What Is a Buy-Up?

A buy-up is a type of rebate associated with home mortgage loans. It involves the lender offering an upfront cash incentive to the borrower in exchange for accepting a higher interest rate on the loan.

Generally, buy-ups are more advantageous to the borrower if they expect to resell the purchased property within a short period of time. Importantly, the cash incentive cannot exceed the settlement costs associated with the loan.

Key Takeaways

  • A buy-up is a type of rebate in which the borrower of a mortgage loan accepts a higher interest rate in exchange for an upfront cash incentive.
  • The relationship between the size of the cash incentive and the amount of the interest increase is negotiated between the lender and the borrower. However, a typical formula is for each percentage of the cash incentive to cause a 0.25% increase to the interest rate.
  • Buy-ups are also sometimes paid to mortgage brokers and to bank loan officers. Borrowers must therefore be careful to determine whether the interest rate quoted to them has been affected by any such arrangements.

Understanding Buy-Ups

Buy-ups are typically used by mortgage borrowers who wish to reduce their out-of-pocket loan settlement costs.

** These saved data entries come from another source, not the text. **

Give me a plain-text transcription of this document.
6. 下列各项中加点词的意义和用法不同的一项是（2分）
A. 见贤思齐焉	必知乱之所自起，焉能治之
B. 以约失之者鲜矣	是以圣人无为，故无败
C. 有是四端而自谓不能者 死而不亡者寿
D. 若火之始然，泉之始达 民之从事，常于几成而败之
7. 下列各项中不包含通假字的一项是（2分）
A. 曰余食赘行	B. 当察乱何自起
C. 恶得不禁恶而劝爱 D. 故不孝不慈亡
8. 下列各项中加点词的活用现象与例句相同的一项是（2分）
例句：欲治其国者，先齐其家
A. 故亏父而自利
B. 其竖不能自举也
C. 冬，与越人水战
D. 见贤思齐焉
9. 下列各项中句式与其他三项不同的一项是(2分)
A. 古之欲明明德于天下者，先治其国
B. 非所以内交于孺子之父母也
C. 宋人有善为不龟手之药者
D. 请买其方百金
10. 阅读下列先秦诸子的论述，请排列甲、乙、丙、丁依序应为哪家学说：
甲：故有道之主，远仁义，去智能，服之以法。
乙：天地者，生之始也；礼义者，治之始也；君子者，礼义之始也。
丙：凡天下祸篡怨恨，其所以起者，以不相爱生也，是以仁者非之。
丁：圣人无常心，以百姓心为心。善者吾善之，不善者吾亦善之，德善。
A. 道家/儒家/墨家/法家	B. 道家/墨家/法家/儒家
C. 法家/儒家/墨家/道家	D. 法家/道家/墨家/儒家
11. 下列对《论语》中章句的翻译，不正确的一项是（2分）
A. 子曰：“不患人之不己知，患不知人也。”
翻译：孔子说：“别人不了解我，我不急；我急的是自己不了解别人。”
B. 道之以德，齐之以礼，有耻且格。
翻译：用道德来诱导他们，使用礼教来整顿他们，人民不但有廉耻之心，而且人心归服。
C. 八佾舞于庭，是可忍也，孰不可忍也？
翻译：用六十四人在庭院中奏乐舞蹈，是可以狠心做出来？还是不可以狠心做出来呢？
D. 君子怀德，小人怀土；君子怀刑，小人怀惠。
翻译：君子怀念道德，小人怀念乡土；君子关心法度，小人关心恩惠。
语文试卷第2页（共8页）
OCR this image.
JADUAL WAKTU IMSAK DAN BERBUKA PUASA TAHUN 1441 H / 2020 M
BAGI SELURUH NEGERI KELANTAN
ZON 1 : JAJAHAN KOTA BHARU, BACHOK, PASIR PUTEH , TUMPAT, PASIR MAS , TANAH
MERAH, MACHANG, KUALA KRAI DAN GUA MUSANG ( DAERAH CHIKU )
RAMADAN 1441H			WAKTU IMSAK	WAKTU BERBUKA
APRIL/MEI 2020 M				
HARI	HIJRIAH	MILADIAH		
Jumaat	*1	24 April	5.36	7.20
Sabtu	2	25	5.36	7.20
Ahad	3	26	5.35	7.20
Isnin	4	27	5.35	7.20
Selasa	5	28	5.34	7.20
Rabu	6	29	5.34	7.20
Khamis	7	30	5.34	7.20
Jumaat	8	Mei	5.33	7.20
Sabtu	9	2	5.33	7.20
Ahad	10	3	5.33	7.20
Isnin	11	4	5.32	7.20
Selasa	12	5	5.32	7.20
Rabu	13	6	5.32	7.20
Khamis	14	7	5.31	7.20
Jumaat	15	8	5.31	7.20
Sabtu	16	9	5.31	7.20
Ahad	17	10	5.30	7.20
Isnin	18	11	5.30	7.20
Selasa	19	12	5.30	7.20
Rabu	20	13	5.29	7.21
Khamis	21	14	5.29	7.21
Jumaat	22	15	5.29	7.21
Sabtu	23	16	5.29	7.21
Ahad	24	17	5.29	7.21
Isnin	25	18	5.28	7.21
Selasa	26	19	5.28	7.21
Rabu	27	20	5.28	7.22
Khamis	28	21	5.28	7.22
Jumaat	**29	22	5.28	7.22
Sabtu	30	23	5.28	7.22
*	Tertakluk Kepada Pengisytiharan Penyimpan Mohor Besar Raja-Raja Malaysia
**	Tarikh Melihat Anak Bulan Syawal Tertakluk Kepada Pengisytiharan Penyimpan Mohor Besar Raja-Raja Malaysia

Because the buy-up results in a higher interest rate on the loan, the borrower is effectively borrowing money at that higher rate and using it to pay for some or all of the settlement costs.

Because the higher interest rate applies to the entire balance of the mortgage, opting for a buy-up is generally only economical if the borrower does not intend to hold on to the mortgage for an extended period of time. In these situations, the upfront cash incentive can more than offset the increased interest cost, considering that those interest costs will only be borne for a limited period of time.

Another consideration to be aware of is that buy-ups are also sometimes paid to mortgage brokers. In these situations, the broker can effectively be incentivized to encourage borrowers to accept above-market rates on their mortgage loans, which are also known as yield spread premiums (YSPs). If these buy-up arrangements are not clearly disclosed to the buyer, they can create a conflict of interest between the two parties.

Before 2010, mortgage brokers' buy-up rebates were often obscured in the loan terms of the mortgages they sold, making it difficult for borrowers to detect when they were paying a YSP on their mortgage loans. Since then, changes in federal guidelines for new loan estimates require that mortgage brokers' YSPs be clearly disclosed to the buyer.

Despite these improvements, however, the risk of potential conflicts still remains. Specifically, buy-up rebates and other such incentives are also sometimes given to loan officers within the lending institutions themselves. In these circumstances, there may be little practical ability for the borrower to detect whether the rates they pay are affected by these incentives. As a precaution, borrowers should ask careful and direct questions to their loan officers about which, if any, incentive programs are in place in regard to their loan.

Real World Example of a Buy-Up

To illustrate, consider a buyer who wishes to secure a $100,000 mortgage. The standard interest rate offered by the bank is 4.50%. However, the buyer wishes to use a buy-up rebate equal to 2.50% of the loan value. In that scenario, the buyer would receive a cash incentive of $2,500 in exchange for accepting a higher than normal interest rate.

Although the exact level of the new interest rate would be subject to negotiation, the typical formula is for each percentage of the rebate to result in a 0.25% increase to the mortgage interest rate. Therefore, in the above example, the 2.50% cash incentive would result in a 0.625% rate increase. The new interest rate would therefore be 5.125%.